News of the legal battle was first reported Friday by the Associated Press, whose lawyers filed a motion supporting the release of the emails.

In a statement released Friday, the Saints acknowledged that team officials, including Greg Bensel, the team’s senior vice president of communications, helped the archdiocese in late 2018 when it was preparing for the release of a list of names of more than 50 former priests and church officials “credibly accused” of abuse. (Saints owner Gayle Benson is a friend of Archbishop Gregory Aymond’s.) But the team rejected the suggestion that it assisted in concealing information.

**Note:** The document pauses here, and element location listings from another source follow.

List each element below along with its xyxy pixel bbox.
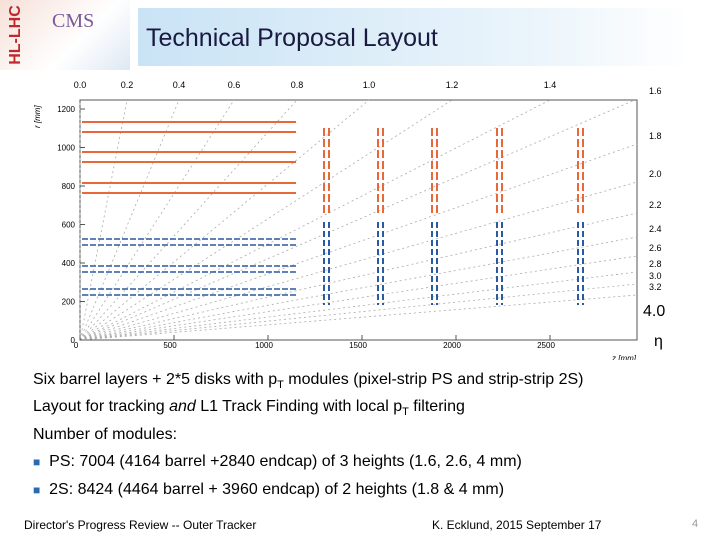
y-axis-label: r [mm]: [33, 105, 42, 128]
eta-label: 0.4: [173, 80, 186, 90]
eta-label: 1.0: [363, 80, 376, 90]
eta-symbol: η: [654, 333, 663, 350]
text: Layout for tracking: [33, 398, 170, 415]
layout-figure: 0.0 0.2 0.4 0.6 0.8 1.0 1.2 1.4 1.6 1.8 2.0 2.2 2.4 2…: [33, 80, 665, 360]
eta-line: [79, 99, 180, 341]
x-axis-label: z [mm]: [611, 354, 637, 360]
eta-label: 2.4: [649, 224, 662, 234]
eta-label: 1.4: [544, 80, 557, 90]
bullet: ■ PS: 7004 (4164 barrel +2840 endcap) of…: [33, 453, 522, 470]
eta-line: [79, 99, 128, 341]
eta-label: 2.0: [649, 169, 662, 179]
eta-line: [79, 99, 453, 341]
eta-label: 2.6: [649, 243, 662, 253]
title-band: Technical Proposal Layout: [138, 8, 690, 66]
eta-line: [79, 294, 638, 341]
eta-label: 0.2: [121, 80, 134, 90]
eta-label: 0.8: [291, 80, 304, 90]
subscript: T: [277, 379, 284, 392]
text: L1 Track Finding with local p: [195, 398, 403, 415]
x-tick-label: 2000: [443, 341, 461, 350]
eta-line: [79, 99, 298, 341]
y-tick-label: 200: [62, 298, 76, 307]
subscript: T: [402, 406, 409, 419]
y-tick-label: 400: [62, 259, 76, 268]
footer-left: Director's Progress Review -- Outer Trac…: [24, 518, 257, 532]
eta-line: [79, 181, 638, 341]
eta-label: 0.0: [74, 80, 87, 90]
x-tick-label: 2500: [537, 341, 555, 350]
y-tick-label: 0: [71, 336, 76, 345]
body-line: Six barrel layers + 2*5 disks with pT mo…: [33, 371, 584, 391]
text: PS: 7004 (4164 barrel +2840 endcap) of 3…: [49, 453, 522, 470]
text: modules (pixel-strip PS and strip-strip …: [283, 371, 584, 388]
eta-label: 0.6: [228, 80, 241, 90]
eta-line: [79, 99, 635, 341]
eta-label: 1.8: [649, 131, 662, 141]
eta-label: 3.0: [649, 271, 662, 281]
eta-line: [79, 271, 638, 341]
x-tick-label: 1500: [349, 341, 367, 350]
eta-line: [79, 255, 638, 341]
y-tick-label: 800: [62, 182, 76, 191]
x-tick-label: 0: [74, 341, 79, 350]
y-tick-label: 600: [62, 221, 76, 230]
eta-label: 1.2: [446, 80, 459, 90]
eta-label: 4.0: [643, 303, 665, 320]
page-number: 4: [692, 518, 699, 530]
text: 2S: 8424 (4464 barrel + 3960 endcap) of …: [49, 481, 505, 498]
body-line: Layout for tracking and L1 Track Finding…: [33, 398, 465, 418]
eta-line: [79, 143, 638, 341]
text: Six barrel layers + 2*5 disks with p: [33, 371, 278, 388]
bullet: ■ 2S: 8424 (4464 barrel + 3960 endcap) o…: [33, 481, 505, 498]
eta-label: 1.6: [649, 86, 662, 96]
y-tick-label: 1000: [57, 144, 75, 153]
slide-title: Technical Proposal Layout: [146, 24, 438, 52]
logo: HL-LHC CMS: [0, 0, 130, 70]
eta-label: 3.2: [649, 282, 662, 292]
y-tick-label: 1200: [57, 105, 75, 114]
body-line: Number of modules:: [33, 426, 178, 443]
logo-cms: CMS: [52, 10, 95, 32]
x-tick-label: 500: [163, 341, 177, 350]
eta-line: [79, 212, 638, 341]
eta-label: 2.2: [649, 200, 662, 210]
text: filtering: [408, 398, 465, 415]
footer-center: K. Ecklund, 2015 September 17: [432, 518, 602, 532]
eta-label: 2.8: [649, 259, 662, 269]
text: and: [169, 398, 196, 415]
eta-line: [79, 283, 638, 341]
x-tick-label: 1000: [255, 341, 273, 350]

“The Archdiocese reached out to a number of community and civic minded leaders seeking counsel on handling the pending media attention that would come with the release of the clergy names in November of 2018,” the team said. “The advice was simple and never wavering. Be direct, open and fully transparent, while making sure that all law enforcement agencies were alerted. The New Orleans Saints, Greg Bensel and Mrs. Gayle Benson were and remain offended, disappointed and repulsed by the actions of certain past clergy.”

The Saints said they have “no interest in concealing information from the press or public” and have asked the court to apply standard court rules regarding documents provided by the team.

“Until the documents are admitted into evidence at a public trial or hearing … the use of the documents should be limited to the parties to the case and their attorneys,” the team said.

The Saints provided the documents last year under the condition they would remain confidential, but lawyers for the victims have filed motions asking for them to be released.

The battle over the documents stems from a lawsuit filed by abuse victims against the diocese in civil district court in the Parish of Orleans over the handling of George Brignac, a longtime schoolteacher and deacon who was arrested in September on a charge of raping a preteen boy decades earlier.

A hearing in the case on issues including the Saints’ emails is scheduled for Jan. 31.